Kauai Guide: Hanalei, Poipu, Hotels, Beaches. Fun Galore
Where: Kauai || Grouped in: Kauai Nature, Kauai Sports, Kauai Hotels || Tagged:
If not, cross that bridge and hit the fabled North Shore, a paradise of waterfall-flecked mountains and crashing surf. Start off on the Na Pali Coast, a 14-mile stretch of wholly uninhabited shoreline where 2,700-foot cliffs plummet to mirror-clear waters, and hidden valleys open to deserted white-sand beaches. Pick up the Kalalau Trail just past Kee Beach at the end of Hawaii 560. Daytrippers can hike the first two miles of the trail to rocky Hanakapiai Beach, where a side trail leads up to over-200-foot-high Hanakapiai Falls (don't swim at the beach in the winter — currents are wicked). You can also kayak the coast in the calm summer months.

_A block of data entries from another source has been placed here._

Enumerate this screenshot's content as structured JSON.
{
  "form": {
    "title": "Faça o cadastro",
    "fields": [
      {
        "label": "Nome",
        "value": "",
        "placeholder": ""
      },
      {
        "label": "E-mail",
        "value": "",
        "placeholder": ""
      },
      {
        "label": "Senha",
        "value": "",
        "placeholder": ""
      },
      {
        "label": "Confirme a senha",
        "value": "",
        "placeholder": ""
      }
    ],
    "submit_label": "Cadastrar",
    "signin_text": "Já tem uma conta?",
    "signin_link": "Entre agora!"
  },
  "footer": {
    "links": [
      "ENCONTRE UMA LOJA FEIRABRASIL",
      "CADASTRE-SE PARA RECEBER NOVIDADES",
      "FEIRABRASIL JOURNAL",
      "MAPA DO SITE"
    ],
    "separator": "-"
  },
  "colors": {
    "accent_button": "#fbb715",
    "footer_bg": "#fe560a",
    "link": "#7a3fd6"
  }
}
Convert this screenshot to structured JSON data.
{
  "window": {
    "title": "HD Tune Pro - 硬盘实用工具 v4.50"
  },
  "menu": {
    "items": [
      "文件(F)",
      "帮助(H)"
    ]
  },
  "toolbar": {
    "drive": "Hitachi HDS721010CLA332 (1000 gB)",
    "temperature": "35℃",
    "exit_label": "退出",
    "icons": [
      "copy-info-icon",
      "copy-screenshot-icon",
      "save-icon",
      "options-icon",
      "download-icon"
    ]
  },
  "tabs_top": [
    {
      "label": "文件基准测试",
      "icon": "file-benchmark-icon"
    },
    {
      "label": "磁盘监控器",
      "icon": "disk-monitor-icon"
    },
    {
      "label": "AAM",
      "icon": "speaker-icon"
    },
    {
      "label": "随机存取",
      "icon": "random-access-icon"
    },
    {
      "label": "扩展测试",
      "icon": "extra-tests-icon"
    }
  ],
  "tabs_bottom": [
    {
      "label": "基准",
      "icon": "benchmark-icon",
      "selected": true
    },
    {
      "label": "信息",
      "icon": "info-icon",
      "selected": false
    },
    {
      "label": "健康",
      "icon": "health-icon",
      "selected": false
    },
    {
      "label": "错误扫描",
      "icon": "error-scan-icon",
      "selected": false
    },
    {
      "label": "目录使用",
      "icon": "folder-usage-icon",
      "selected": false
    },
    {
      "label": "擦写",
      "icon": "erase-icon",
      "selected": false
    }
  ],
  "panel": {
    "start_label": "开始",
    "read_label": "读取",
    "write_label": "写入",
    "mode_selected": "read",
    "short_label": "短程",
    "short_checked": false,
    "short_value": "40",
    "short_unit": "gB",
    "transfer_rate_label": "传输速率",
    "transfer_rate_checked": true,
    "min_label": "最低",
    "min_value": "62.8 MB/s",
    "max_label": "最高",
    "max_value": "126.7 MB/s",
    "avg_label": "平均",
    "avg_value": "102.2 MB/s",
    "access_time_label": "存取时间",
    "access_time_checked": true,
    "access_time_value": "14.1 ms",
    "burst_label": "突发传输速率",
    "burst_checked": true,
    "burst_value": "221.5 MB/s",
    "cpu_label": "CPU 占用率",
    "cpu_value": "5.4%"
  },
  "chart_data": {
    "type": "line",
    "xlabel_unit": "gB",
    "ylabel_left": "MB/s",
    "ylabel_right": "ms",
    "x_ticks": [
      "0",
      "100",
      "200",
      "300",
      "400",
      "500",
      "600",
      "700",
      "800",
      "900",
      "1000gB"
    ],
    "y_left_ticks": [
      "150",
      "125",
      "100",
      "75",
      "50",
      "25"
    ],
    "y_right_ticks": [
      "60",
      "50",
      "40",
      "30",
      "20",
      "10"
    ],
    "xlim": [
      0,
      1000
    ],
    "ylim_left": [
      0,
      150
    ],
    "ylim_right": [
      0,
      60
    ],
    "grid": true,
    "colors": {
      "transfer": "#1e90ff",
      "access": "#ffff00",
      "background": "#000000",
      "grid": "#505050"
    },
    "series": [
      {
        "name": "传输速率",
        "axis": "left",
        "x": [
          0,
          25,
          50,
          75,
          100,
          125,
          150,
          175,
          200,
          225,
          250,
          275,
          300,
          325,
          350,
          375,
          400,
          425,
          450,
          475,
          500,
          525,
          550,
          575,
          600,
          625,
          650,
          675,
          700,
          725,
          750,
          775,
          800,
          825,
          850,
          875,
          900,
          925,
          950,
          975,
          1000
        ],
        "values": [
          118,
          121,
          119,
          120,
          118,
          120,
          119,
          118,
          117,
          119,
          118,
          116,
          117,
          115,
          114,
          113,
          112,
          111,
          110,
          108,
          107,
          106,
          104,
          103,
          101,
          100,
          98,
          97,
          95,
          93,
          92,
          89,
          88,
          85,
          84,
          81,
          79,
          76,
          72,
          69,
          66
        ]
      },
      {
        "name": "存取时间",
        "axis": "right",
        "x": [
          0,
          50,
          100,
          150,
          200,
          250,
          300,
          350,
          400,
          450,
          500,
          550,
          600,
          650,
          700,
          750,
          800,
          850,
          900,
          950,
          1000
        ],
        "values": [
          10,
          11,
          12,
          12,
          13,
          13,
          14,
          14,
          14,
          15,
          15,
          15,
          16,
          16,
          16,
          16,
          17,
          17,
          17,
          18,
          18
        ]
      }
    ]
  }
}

To stay at one of the three campgrounds farther down the trail you'll need a free permit from the Division of State Parks in Lihue (apply, in person or by mail, six months or more in advance). For a softer bed try the Hanalei Colony Resort in Haena, a small condo-hotel three miles from Kee Beach, near the trailhead. The Hanalei Land Company rents the Kauikeolani Estate, a seven-bedroom turn-of-the-century plantation house right on Hanalei Bay, and four adjacent two- and three-bedroom plantation cottages.
Just outside the bay, a monster surf break called King's Reef handles any weather that the Pacific Northwest delivers. For a mellower surf, head over to Pine Trees, a beach break where Kauai kids work on their bottom turns. If you're feeling bold, paddle out at Kalihiwai, a thundering right-hander that goes square in a hurry. (Rent boards from Hanalei Surf Co., but be forewarned that winter swells can be scary even for experienced surfers.)
In the summer, Hanalei Bay is a kayaker's dream, with tons of live coral formations as well as turtles and other sea creatures. Or mosey up the Hanalei River, a serpentine waterway that winds through a thicket of hau trees making it one of Kauai's prime birdwatching spots. Another languid trip takes you up the Kalihiwai River from Kalihiwai Bay past a shattered bridge — the last remnant of two crushing tsunamis — into a lush valley. (Rent kayaks and get free use of a roof rack at Kayak Kauai in Hanalei.) Bonefisherman can cast a line on the long reef flats off Kalihiwai or neighboring Anini Beach, which doubles as a launch spot for windsurfers (rent windsurfers at Anini Beach Windsurfing).
From the North Shore, Hawaii 56 heading toward Kapaa follows the coast a few miles inland. A string of beaches lies over the hills and down the dirt roads (ask for directions to Kahili, Larsen's, or Moloaa beaches); most of the beaches have good swimming and snorkeling and zero crowds. Just past Wailua town the road crosses the Wailua River, the only navigable river in Hawaii. Kayaks and tour boats often spar for space on the water. Better to skip the sedate stuff and go wakeboarding (for the uninitiated, that's a combo of waterskiing and surfing on a snowboard-like device; think of the waterskiing scene in Apocalypse Now). Rent your wakeboard from Kauai Water Ski & Surf Co. in Kapaa.
Farther south, past the "city" of Lihue, Hawaii 520 branches off towards Poipu, a sunny stretch of sandy beaches and rocky shoreline and Kauai's biggest resort area. If you've got cash and a hankering for marble bathrooms, stay at the Hyatt Regency Kauai Resort and Spa, a massive fun palace with soaring ceilings and a tri-level swimming pool right on Shipwreck Beach — one of Kauai's best bodyboarding spots. Coastline Cottages, in a quiet part of Poipu, offers four new Hawaiian-style oceanfront cottages with teak floors, bamboo and rattan furnishings, and lanais overlooking the water.
For more solitude, head west along Hawaii 50 to Waimea. This part of Kauai may seem more like Mexico — bone dry and white hot, with brown sugarcane fields and prickly kiawe trees. But 4,000 feet up the hill you'll find cool remnants of precontact Hawaii in Kokee State Park, a pristine stretch of native forests above the Na Pali Coast, where Kokee Lodge rents clean and comfortable cabins with wood-burning stoves. The Nualolo and Awaawapuhi trails drop several thousand feet through feathery red-flowered native ohi'a forests to phenomenal clifftop views of the ocean and valley below. Next door to Kokee is 2,857-foot-deep Waimea Canyon, where the hike down — and up — the super-steep Kukui Trail is a backbreaker, but reveals stellar views and a trippy red-rock landscape.